In the context of autism, abnormal patterns of these chemical tags have been found on genes involved in brain development. These changes can affect how proteins are assembled from genetic instructions, sometimes producing altered versions of important brain proteins. One particularly interesting aspect is timing: an epigenetic change acquired during a critical window of fetal development may sit dormant and only produce effects later, when the affected genes are called into action during a specific phase of brain maturation. This could explain why autism becomes apparent at certain developmental stages rather than being immediately obvious at birth. Researchers believe epigenetic changes may not drive autism on their own but instead modify how strongly genetic risk factors express themselves.

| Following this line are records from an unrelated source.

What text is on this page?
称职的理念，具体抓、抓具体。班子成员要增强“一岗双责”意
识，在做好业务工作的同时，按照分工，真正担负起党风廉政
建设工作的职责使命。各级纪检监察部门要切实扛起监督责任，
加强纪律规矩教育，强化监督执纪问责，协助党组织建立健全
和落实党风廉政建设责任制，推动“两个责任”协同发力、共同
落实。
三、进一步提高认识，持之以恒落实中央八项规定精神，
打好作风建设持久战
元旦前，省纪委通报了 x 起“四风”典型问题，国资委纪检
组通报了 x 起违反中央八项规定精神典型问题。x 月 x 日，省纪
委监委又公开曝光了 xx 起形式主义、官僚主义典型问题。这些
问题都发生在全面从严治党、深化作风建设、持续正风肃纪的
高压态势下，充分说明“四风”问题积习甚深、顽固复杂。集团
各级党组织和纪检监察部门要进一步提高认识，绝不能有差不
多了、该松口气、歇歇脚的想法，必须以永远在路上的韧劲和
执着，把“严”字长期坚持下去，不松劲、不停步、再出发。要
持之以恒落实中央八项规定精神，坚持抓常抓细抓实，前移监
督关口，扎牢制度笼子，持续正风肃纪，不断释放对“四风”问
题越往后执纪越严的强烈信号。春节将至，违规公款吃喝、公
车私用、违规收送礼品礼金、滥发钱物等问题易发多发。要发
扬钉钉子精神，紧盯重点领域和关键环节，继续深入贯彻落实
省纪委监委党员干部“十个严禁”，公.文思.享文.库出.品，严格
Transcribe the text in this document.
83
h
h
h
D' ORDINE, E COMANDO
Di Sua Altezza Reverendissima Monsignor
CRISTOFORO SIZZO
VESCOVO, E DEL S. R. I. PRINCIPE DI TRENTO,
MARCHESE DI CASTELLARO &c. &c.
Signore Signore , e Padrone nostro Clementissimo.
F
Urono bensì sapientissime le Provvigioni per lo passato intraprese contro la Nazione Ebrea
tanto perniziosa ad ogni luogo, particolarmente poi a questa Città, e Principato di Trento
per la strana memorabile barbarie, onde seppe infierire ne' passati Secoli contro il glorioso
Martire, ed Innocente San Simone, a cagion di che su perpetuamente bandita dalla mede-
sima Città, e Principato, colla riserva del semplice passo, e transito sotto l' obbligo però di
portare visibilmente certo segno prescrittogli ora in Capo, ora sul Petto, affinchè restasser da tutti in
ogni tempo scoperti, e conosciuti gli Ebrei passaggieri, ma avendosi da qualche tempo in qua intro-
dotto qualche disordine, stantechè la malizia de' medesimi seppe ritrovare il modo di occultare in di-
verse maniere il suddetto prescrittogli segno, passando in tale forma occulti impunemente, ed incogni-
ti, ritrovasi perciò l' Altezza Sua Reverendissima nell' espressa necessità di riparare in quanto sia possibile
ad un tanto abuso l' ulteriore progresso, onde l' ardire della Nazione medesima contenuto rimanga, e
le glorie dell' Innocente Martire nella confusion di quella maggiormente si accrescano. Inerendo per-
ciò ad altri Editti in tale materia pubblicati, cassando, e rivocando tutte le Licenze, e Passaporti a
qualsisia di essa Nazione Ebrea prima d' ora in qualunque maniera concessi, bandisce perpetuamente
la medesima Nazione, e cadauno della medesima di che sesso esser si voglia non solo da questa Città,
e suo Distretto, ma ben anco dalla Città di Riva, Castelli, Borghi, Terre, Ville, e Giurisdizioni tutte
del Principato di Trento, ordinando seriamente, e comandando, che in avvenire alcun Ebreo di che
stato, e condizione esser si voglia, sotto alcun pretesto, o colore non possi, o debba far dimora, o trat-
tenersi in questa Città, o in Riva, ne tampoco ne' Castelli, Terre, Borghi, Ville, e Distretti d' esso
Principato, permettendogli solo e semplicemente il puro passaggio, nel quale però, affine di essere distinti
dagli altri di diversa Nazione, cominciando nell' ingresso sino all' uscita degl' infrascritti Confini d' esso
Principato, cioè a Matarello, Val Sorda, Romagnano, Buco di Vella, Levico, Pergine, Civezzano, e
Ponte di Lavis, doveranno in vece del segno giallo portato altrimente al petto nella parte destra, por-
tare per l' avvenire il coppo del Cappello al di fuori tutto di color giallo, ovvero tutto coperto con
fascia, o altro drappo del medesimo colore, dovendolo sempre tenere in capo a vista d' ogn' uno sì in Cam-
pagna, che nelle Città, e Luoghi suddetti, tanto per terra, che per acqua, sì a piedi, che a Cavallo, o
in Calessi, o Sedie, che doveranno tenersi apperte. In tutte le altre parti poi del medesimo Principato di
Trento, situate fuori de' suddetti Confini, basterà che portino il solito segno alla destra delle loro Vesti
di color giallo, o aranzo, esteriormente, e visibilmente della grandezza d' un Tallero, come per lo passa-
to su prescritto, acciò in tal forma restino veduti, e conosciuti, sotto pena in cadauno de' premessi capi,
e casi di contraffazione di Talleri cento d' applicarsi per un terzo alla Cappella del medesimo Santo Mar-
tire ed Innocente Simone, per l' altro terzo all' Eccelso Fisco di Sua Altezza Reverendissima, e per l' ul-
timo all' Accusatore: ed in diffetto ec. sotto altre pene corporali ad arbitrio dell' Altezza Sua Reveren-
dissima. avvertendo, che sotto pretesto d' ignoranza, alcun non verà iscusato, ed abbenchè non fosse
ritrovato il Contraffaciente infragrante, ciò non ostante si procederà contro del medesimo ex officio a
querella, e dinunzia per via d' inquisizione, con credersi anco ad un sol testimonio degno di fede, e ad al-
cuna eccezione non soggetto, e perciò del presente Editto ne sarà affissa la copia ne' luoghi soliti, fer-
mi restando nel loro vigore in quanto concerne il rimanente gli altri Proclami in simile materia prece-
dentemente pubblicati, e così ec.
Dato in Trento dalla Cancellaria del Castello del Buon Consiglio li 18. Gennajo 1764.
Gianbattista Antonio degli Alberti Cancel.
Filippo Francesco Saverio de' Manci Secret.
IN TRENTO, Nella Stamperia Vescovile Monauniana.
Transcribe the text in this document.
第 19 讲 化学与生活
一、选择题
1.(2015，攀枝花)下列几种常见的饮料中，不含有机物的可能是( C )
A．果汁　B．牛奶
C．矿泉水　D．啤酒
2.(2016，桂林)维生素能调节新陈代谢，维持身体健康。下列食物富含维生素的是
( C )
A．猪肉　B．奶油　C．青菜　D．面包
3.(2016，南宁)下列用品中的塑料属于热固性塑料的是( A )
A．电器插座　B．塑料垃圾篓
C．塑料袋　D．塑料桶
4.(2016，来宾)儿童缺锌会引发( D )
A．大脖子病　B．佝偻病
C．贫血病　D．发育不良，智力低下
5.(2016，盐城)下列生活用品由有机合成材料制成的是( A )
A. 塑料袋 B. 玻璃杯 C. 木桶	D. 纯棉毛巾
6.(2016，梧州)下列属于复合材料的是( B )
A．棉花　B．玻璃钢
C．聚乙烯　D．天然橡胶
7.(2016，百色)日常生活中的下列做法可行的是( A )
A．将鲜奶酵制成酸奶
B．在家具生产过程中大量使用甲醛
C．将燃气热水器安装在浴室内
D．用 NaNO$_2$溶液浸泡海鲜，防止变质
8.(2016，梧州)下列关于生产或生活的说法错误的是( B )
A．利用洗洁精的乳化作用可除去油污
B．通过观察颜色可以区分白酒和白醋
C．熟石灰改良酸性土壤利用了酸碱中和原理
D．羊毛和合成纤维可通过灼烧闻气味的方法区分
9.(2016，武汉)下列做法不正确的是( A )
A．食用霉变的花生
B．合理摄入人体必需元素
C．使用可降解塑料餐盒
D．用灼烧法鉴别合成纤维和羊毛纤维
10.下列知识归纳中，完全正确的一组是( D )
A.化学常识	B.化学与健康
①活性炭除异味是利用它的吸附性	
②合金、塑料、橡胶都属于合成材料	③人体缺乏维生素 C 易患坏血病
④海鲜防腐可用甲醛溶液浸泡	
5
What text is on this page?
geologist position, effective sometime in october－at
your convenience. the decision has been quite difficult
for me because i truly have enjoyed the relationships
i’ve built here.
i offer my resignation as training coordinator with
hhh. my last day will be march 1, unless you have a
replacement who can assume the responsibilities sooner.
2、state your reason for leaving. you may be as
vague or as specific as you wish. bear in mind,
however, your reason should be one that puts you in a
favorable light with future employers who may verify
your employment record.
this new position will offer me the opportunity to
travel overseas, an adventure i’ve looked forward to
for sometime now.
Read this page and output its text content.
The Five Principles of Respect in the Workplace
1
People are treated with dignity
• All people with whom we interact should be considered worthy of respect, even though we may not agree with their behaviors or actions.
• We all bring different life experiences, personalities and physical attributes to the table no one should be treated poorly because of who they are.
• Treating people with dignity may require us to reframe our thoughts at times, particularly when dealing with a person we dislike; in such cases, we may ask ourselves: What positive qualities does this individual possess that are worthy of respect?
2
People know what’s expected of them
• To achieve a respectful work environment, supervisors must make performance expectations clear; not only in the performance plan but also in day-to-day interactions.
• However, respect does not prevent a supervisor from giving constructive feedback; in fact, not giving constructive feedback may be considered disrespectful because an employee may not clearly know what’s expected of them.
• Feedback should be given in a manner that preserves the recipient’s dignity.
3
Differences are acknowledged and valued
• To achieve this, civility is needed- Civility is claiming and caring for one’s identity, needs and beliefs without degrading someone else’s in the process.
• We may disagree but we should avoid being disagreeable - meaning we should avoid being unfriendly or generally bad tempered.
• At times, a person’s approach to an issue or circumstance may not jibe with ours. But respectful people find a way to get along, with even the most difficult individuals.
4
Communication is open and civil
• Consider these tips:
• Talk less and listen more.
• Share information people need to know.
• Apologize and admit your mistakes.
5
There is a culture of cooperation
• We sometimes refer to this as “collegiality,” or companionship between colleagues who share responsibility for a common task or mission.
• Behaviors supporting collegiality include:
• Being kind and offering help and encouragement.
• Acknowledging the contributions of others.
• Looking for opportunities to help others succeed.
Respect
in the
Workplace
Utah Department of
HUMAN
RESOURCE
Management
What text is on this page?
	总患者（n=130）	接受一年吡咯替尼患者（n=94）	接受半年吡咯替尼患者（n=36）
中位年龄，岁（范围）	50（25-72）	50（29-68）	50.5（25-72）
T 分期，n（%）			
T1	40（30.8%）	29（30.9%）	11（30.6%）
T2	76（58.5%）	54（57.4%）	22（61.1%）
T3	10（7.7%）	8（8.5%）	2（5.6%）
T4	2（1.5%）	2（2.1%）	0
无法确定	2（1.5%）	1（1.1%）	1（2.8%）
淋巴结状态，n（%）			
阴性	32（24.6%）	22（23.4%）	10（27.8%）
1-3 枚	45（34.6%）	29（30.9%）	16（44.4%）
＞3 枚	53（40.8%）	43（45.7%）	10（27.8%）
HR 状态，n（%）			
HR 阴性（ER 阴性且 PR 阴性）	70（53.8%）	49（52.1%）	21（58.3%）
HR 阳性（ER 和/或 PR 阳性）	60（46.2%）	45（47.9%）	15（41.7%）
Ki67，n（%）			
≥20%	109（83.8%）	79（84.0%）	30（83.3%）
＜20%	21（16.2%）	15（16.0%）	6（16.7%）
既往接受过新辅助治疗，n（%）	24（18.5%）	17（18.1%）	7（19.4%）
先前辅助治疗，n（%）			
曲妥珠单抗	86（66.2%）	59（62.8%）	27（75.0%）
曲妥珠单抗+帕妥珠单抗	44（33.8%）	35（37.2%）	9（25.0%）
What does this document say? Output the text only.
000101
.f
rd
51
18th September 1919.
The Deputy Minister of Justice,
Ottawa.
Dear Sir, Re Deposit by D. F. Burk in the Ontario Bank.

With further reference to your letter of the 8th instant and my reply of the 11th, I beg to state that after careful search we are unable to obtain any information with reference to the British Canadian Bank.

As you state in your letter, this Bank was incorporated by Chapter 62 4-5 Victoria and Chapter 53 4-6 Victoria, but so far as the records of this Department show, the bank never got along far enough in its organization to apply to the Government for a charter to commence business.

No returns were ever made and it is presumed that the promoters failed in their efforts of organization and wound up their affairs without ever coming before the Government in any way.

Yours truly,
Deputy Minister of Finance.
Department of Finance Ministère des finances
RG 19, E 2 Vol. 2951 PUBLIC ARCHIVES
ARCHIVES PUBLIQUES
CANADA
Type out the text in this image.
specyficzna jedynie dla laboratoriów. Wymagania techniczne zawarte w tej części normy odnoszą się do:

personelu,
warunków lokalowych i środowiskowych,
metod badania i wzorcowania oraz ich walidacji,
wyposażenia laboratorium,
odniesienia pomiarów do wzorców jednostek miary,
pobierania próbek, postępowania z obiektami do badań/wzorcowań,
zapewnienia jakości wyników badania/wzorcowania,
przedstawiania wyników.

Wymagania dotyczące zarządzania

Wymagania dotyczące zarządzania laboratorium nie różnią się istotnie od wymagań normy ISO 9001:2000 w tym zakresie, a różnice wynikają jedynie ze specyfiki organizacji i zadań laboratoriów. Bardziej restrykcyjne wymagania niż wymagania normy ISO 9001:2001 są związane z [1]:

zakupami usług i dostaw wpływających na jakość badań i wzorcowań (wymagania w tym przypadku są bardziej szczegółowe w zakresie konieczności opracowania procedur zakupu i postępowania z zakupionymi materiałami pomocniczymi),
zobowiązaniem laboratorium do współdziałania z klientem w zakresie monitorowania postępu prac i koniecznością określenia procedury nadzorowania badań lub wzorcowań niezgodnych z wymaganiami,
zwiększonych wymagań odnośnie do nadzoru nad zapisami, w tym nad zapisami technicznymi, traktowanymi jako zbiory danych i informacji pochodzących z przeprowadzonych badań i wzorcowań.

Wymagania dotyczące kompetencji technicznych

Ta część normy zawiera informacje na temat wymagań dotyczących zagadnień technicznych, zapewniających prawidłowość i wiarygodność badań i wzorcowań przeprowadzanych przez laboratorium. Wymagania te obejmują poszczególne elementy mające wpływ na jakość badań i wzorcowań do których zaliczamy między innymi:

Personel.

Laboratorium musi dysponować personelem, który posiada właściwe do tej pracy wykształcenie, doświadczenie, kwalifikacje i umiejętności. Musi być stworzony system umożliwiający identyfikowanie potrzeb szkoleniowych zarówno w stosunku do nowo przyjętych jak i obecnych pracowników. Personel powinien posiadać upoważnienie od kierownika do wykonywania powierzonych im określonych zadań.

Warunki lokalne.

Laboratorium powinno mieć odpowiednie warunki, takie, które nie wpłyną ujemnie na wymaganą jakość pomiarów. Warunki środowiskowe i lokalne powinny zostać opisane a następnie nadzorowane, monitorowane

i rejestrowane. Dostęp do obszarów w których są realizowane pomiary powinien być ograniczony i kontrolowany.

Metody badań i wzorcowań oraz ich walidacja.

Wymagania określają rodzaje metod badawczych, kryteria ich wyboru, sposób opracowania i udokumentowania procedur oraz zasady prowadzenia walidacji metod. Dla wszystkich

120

Why Males Are Diagnosed More Often
Current CDC data shows autism prevalence at about 1 in 31 children aged 8, and males are diagnosed roughly three to four times more often than females. Two competing but compatible theories explain this gap. The first focuses on something inherent to male biology, possibly the influence of fetal testosterone on brain development, that may push the brain toward patterns associated with autism.
The second theory proposes a “female protective effect,” suggesting that girls require a greater genetic and environmental burden to develop autism than boys do. Research across two nationally representative samples supports this: families of autistic girls tend to carry a higher overall load of autism-related genetic variants than families of autistic boys. In other words, it takes more genetic risk factors to push a female past the threshold into clinical autism, which means fewer girls cross that line. This also implies that when girls do develop autism, they may carry more extensive underlying genetic differences, even if their outward presentation looks similar to or milder than that of autistic boys.
Vaccines Do Not Cause Autism
The World Health Organization reviewed 31 primary research studies published between 2010 and 2025, covering data from multiple countries, and reaffirmed that childhood vaccines do not cause autism. This includes vaccines containing thimerosal (a mercury-based preservative) and vaccines with aluminum-based ingredients. A large cohort study analyzing nationwide registry data from every child born in Denmark between 1997 and 2018 found no association. The WHO has maintained this position consistently since 2002, with reaffirmations in 2004, 2012, and again in 2025. The original study that claimed a link was retracted and its author lost his medical license due to ethical violations and data manipulation.